Внешне Гафаров всегда спокоен, но мысли, скрывающиеся за высоким лбом, обрамленным темными с серебристой проседью волосами, бурлят и клокочут, как в кипящем котле, и обжигают воспаленный мозг...
В первые три года пребывания в Соловках он каждую осень, перед отлетом птиц в теплые страны, надевал на лапки прирученным монахами и богомольцами чайкам жестяные кольца, на которых были нацарапаны "SOS", его старая кличка и координаты.
Но друзья молчали, словно опасаясь нарушить веками установившееся правило всех разведок мира: отказываться от своих "провалившихся" шпионов и лишь в редчайших случаях обменивать их на пойманных таких же "инкогнито" той страны, где томится в заключении особо нужный им человек.
Пять лет назад Гафаров начал кашлять, а в прошлом году ощутил на языке солоноватый привкус крови и понял, что это начало конца. И все же где-то глубоко в груди еще теплилась надежда.
В редкие дни, когда подле монастырской тюрьмы дежурил часовой татарин Хадзыбатыр, он разрешал полковнику выходить за ворота кремля к берегу моря.
Зная о тяжелом состоянии здоровья государственного преступника Гафарова, монастырско-тюремное начальство смотрело на эти "тайные" прогулки сквозь пальцы, так как было твердо уверено, что больной полковник "учинить утечки не может". Да и сам Рамазан понимал, что побег с Соловецких островов без специальной подготовки невозможен. Об этом свидетельствовали неудачные попытки бегства как в прошлом, так и в этом веке -- и нижегородского посадского Дружинина, и матроса Куницына, и многих других заключенных.
Дойдя до берега и присев на обкатанный морем валун, Гафаров часами пристально смотрел на ажурные кружева холодного темно-стального моря, и порой ему казалось, что вот сейчас на горизонте появится присланная за ним канонерка. Но вместо нее неожиданно показывалась громадная спина белухи* [Млекопитающее морское животное.] и снова исчезала в пенных кружевах.
Слушая шуршанье волн, умирающий разведчик закрывал глаза и снова видел бирюзовую бухту с беломраморными дворцами, затерянными в изумрудной зелени листвы. А за ними, сверкая золотом и переливаясь всеми цветами радуги, поднимался купол величественной мечети с двумя вылепленными, словно ласточкины гнезда, минаретами. Справа от мечети, в европейской части города, виднелся отель "Золотой олень", где полковник так часто встречался с друзьями, и однажды, за день до своего несчастья, ужинал с коварной Мерием. Ее настоящее имя, конечно, Мария, а не Мерием. Это он понял еще там, в пограничном лесу, при первом и последнем их любовном свидании. Несомненно, эта красавица с беломраморным телом -- не немка и не гречанка, а русская. И как он сразу не догадался!
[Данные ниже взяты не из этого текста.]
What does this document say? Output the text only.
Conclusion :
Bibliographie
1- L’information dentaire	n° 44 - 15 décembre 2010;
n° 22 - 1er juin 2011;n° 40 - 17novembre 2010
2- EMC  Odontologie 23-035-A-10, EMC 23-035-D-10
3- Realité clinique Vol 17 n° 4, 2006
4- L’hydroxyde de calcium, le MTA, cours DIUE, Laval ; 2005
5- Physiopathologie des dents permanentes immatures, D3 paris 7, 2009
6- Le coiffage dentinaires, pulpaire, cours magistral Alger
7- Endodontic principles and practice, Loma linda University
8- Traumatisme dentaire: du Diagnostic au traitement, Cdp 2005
Если бы не она, не эта ужалившая его в самое сердце змея, он был бы свободным, счастливым, богатым человеком и не харкал бы по утрам кровью на затерянных где-то на краю света Соловецких островах.
За восемь лет пребывания в этой проклятой аллахом бухте Благополучия он изучил историю Соловков. Изучил досконально, как профессиональный разведчик.
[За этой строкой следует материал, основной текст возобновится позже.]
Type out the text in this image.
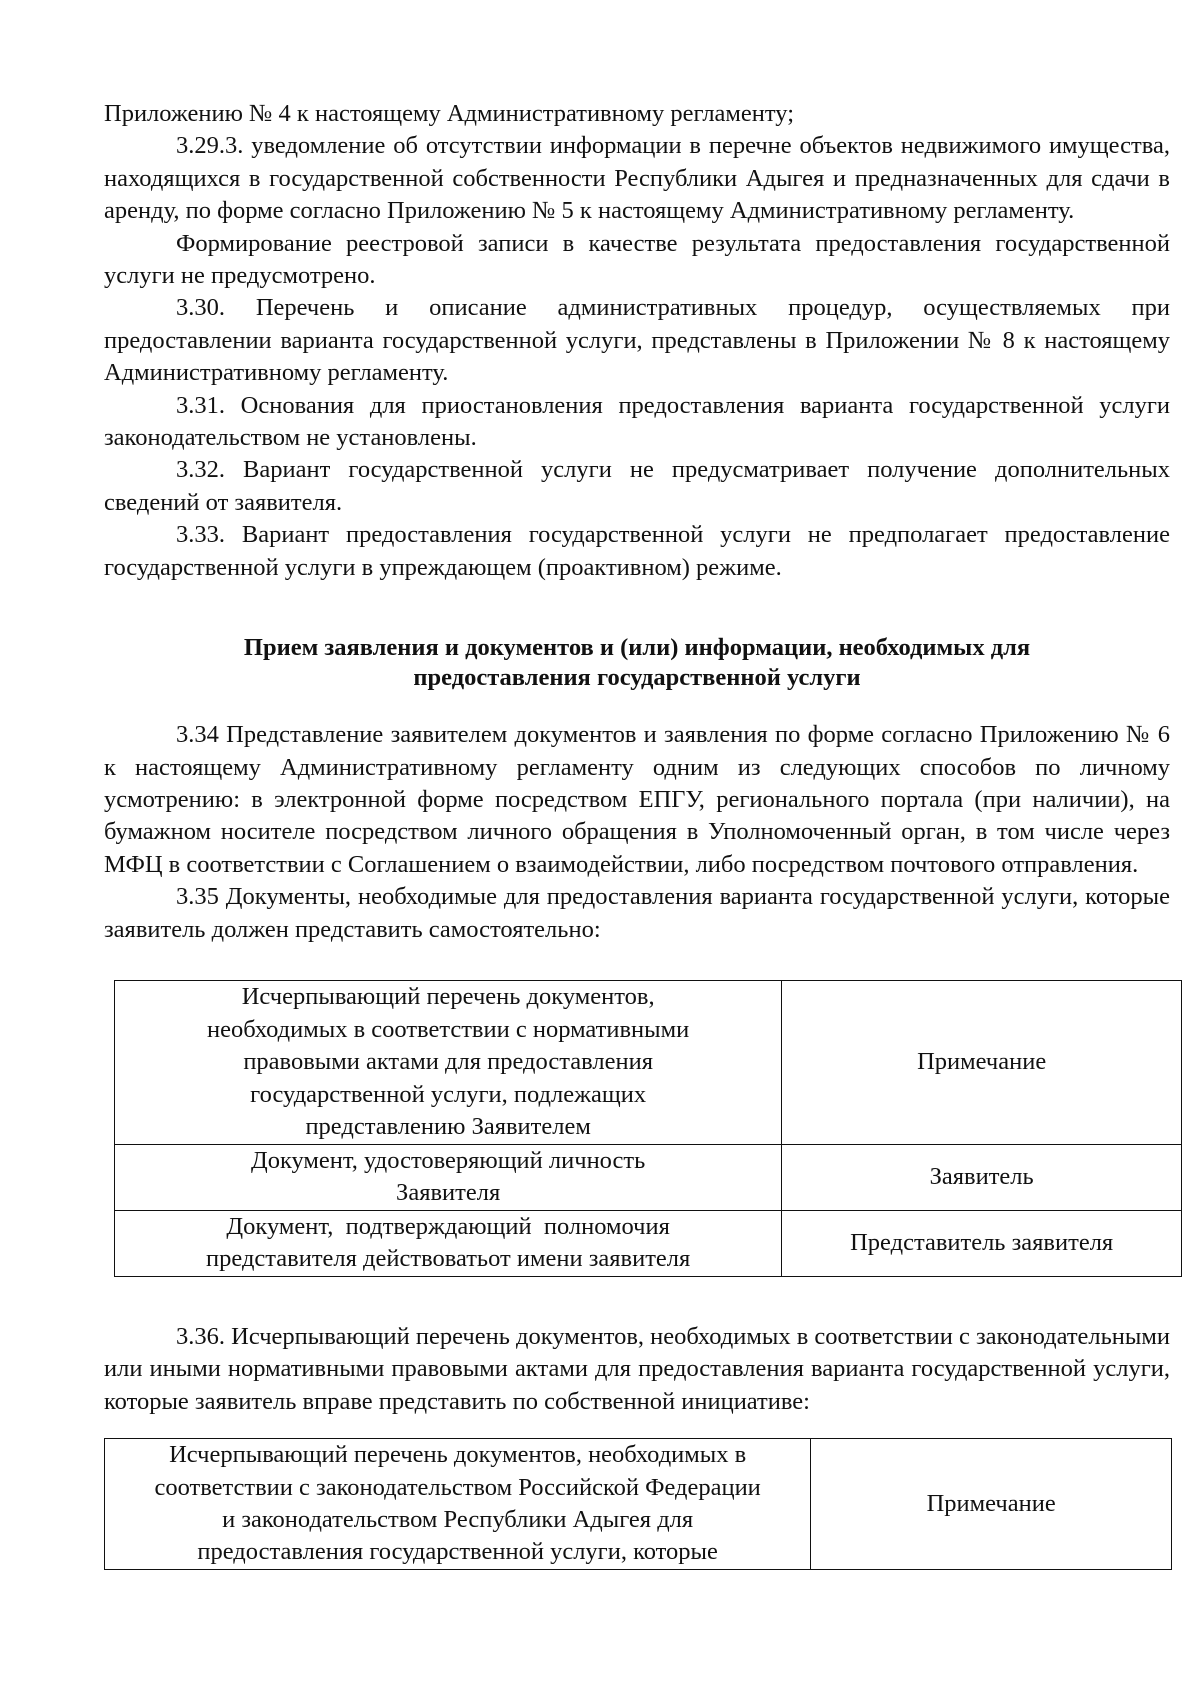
Приложению № 4 к настоящему Административному регламенту;

3.29.3. уведомление об отсутствии информации в перечне объектов недвижимого имущества, находящихся в государственной собственности Республики Адыгея и предназначенных для сдачи в аренду, по форме согласно Приложению № 5 к настоящему Административному регламенту.

Формирование реестровой записи в качестве результата предоставления государственной услуги не предусмотрено.

3.30. Перечень и описание административных процедур, осуществляемых при предоставлении варианта государственной услуги, представлены в Приложении № 8 к настоящему Административному регламенту.

3.31. Основания для приостановления предоставления варианта государственной услуги законодательством не установлены.

3.32. Вариант государственной услуги не предусматривает получение дополнительных сведений от заявителя.

3.33. Вариант предоставления государственной услуги не предполагает предоставление государственной услуги в упреждающем (проактивном) режиме.

Прием заявления и документов и (или) информации, необходимых для
предоставления государственной услуги

3.34 Представление заявителем документов и заявления по форме согласно Приложению № 6 к настоящему Административному регламенту одним из следующих способов по личному усмотрению: в электронной форме посредством ЕПГУ, регионального портала (при наличии), на бумажном носителе посредством личного обращения в Уполномоченный орган, в том числе через МФЦ в соответствии с Соглашением о взаимодействии, либо посредством почтового отправления.

3.35 Документы, необходимые для предоставления варианта государственной услуги, которые заявитель должен представить самостоятельно:

Исчерпывающий перечень документов,
необходимых в соответствии с нормативными
правовыми актами для предоставления
государственной услуги, подлежащих
представлению Заявителем	Примечание
Документ, удостоверяющий личность
Заявителя	Заявитель
Документ,  подтверждающий  полномочия
представителя действоватьот имени заявителя	Представитель заявителя

3.36. Исчерпывающий перечень документов, необходимых в соответствии с законодательными или иными нормативными правовыми актами для предоставления варианта государственной услуги, которые заявитель вправе представить по собственной инициативе:

Исчерпывающий перечень документов, необходимых в
соответствии с законодательством Российской Федерации
и законодательством Республики Адыгея для
предоставления государственной услуги, которые	Примечание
Гафаров знал, что Соловецкие острова с расположенными на них тремястами озер находятся в Кемском уезде Архангельской области, что слово "Кемь" появилось якобы после того, когда взбешенный безобразным поведением своего денщика император всероссийский Петр I начертать соизволил: "Выслать полковника Сысоева к е. м. к поморам". Что стены кремля начали строить в 1484 году и что Соловки в 1694 и 1702 годах посещал Петр Первый, предусмотрительно пожаловав монастырю двести пудов пороху.
Знал также Гафаров и то, что Соловки с незапамятных времен являлись местом заточения непокорных старообрядцев, попов-расстриг, провинившихся игуменов и некоторых особо важных государственных преступников, таких как Петр Толстой, Василий Долгорукий, декабрист Александр Горожанский...
В предпраздничные и праздничные дни, когда вся монастырская братия замаливала свои и чужие грехи в соборе, Гафаров выходил на главный двор Соловецкого кремля -- "на прогулку". Здесь он не раз сидел и отдыхал на скамье у надгробной плиты из серого отполированного гранита.
Знал Гафаров и то, что Соловки с древних времен привлекали многие европейские государства, в особенности Великобританию. Пользуясь занятостью русского флота в Крымской войне и вступлением Англии в войну с Россией, 7-го июля 1854 года к бухте Благополучия подошли два английских трехмачтовых фрегата и с боем попытались овладеть Соловками. Открыв огонь по монастырю из тридцати пяти орудий, англичане потребовали сдачи "крепости", но игумен архимандрит Александр повелел имевшейся в кремле военной команде, состоявшей из одного сотника и пятидесяти казаков, принять бой.